J’aurai aimé ajouter la mante religieuse, le renard et les oiseaux, huppe fasciée et rollier d’Europe (?) (un gros oiseau rouge et bleu) mais pas de photo. Le premier insecte a trois joyaux rouges incrustés sur le front et je suis sûre que les mantes religieuses viennent d’un autre monde.

La mare aux abeilles

Au bord de la mare aux abeilles

Les plantes et les animaux donnent par leur simple présence. C’est le genre de réflexion qui me vient ici, posée dans un jardin accueillant. Les animaux, oui, pas les animaux-humains. On retient notre force de don.

Comment ouvrir, comment donner? J’écoute en-dedans, sens une résistance. Une porte fermée. Comme de vieux volets rouillés, de l’autre côté le grand jour mais les planches sont lourdes, immobilisées depuis longtemps. Assise dans l’ombre je regarde les poussières qui flottent vers moi, petits éclats de lumière matérialisée.

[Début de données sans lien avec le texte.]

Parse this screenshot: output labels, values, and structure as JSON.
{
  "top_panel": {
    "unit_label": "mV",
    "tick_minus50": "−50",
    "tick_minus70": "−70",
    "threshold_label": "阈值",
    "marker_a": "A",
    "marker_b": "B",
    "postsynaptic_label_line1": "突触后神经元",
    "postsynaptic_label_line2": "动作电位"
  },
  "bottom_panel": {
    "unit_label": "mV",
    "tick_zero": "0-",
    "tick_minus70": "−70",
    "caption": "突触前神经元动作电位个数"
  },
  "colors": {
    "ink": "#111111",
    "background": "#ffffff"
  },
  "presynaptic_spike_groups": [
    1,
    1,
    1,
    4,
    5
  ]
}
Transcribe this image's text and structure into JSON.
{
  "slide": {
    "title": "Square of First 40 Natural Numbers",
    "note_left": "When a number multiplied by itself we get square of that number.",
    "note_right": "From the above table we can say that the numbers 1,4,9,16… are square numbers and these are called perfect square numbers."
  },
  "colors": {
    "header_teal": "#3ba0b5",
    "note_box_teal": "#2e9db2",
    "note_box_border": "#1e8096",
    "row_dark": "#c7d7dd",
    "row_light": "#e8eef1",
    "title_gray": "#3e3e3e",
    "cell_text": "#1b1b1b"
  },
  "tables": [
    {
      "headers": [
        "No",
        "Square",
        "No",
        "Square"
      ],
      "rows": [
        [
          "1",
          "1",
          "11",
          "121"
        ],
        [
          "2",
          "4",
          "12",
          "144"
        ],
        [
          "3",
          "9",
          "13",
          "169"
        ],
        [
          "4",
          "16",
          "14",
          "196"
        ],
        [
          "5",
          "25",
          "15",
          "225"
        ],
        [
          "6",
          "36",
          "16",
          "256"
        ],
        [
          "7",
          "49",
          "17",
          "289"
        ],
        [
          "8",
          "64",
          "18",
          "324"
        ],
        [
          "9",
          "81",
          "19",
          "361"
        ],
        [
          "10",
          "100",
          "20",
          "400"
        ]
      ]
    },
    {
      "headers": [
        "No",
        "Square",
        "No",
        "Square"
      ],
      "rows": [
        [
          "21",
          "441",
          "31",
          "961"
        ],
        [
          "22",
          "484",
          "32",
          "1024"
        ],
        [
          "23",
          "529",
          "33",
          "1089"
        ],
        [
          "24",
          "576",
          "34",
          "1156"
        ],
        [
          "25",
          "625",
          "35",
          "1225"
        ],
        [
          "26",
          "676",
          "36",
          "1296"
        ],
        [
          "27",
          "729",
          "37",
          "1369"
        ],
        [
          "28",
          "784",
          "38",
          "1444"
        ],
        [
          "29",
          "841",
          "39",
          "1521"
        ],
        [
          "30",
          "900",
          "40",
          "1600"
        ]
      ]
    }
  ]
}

Lève-toi. Tends la main. Que vois-tu? (rien) Ok, je vais t’aider. Derrière il y a une vaste lumière, que tu connais. Elle est plus que de la lumière. Sans appartenir à la matière elle est plus solide que cette dernière car elle peut la traverser, la transformer sans effort. D’un blanc qui fait dire « ah! Voilà le Blanc comme si je le voyais pour la première fois! » D’une luminosité qui fait pâlir toutes les lampes et que pourtant tu peux regarder en face sans douleur. Une lumière accueillante, pleine de réponses.

– Lumière, que manque-t-il à ma vie?

Je ne manque pas une occasion de poser cette question mais n’obtiens JAMAIS de réponse concrète. Arf. En fait, là, pas de réponse du tout. Simplement, soudain, je sais qu’il ne me manque rien. Plus exactement: au contact de cet espace de paix, ma question perd son sens. Vu d’ici, je sais que tout est ok.

– Pourquoi alors suis-je triste?

– Car tu t’évapores.

– What?

Mes conversation avec cette Plus Grande Moi, aussi nommée intuition, sont encore en mode bêta-test. Dans mon corps, les messages sont clairs, mais les mots viennent trop vite, en tas confus que j’apprends à ralentir, déplier, traduire…

– « Évapore »…? Tu veux dire « éparpille »? Je m’éparpille trop?

– Oui.

Et comment je peux ne PAS le faire??? m’énerve-je pour rien car ça ne répond pas aux questions stupides. Il faut sentir qu’elle est la bonne question. Celle dont la réponse est déjà là.

– Ok. Sur quoi me centrer?

– Sur toi.

– …Pourquoi?

Encore une question sans réponse. Les moustiques me chassent du jardin, je continuerai ce dialogue un autre jour.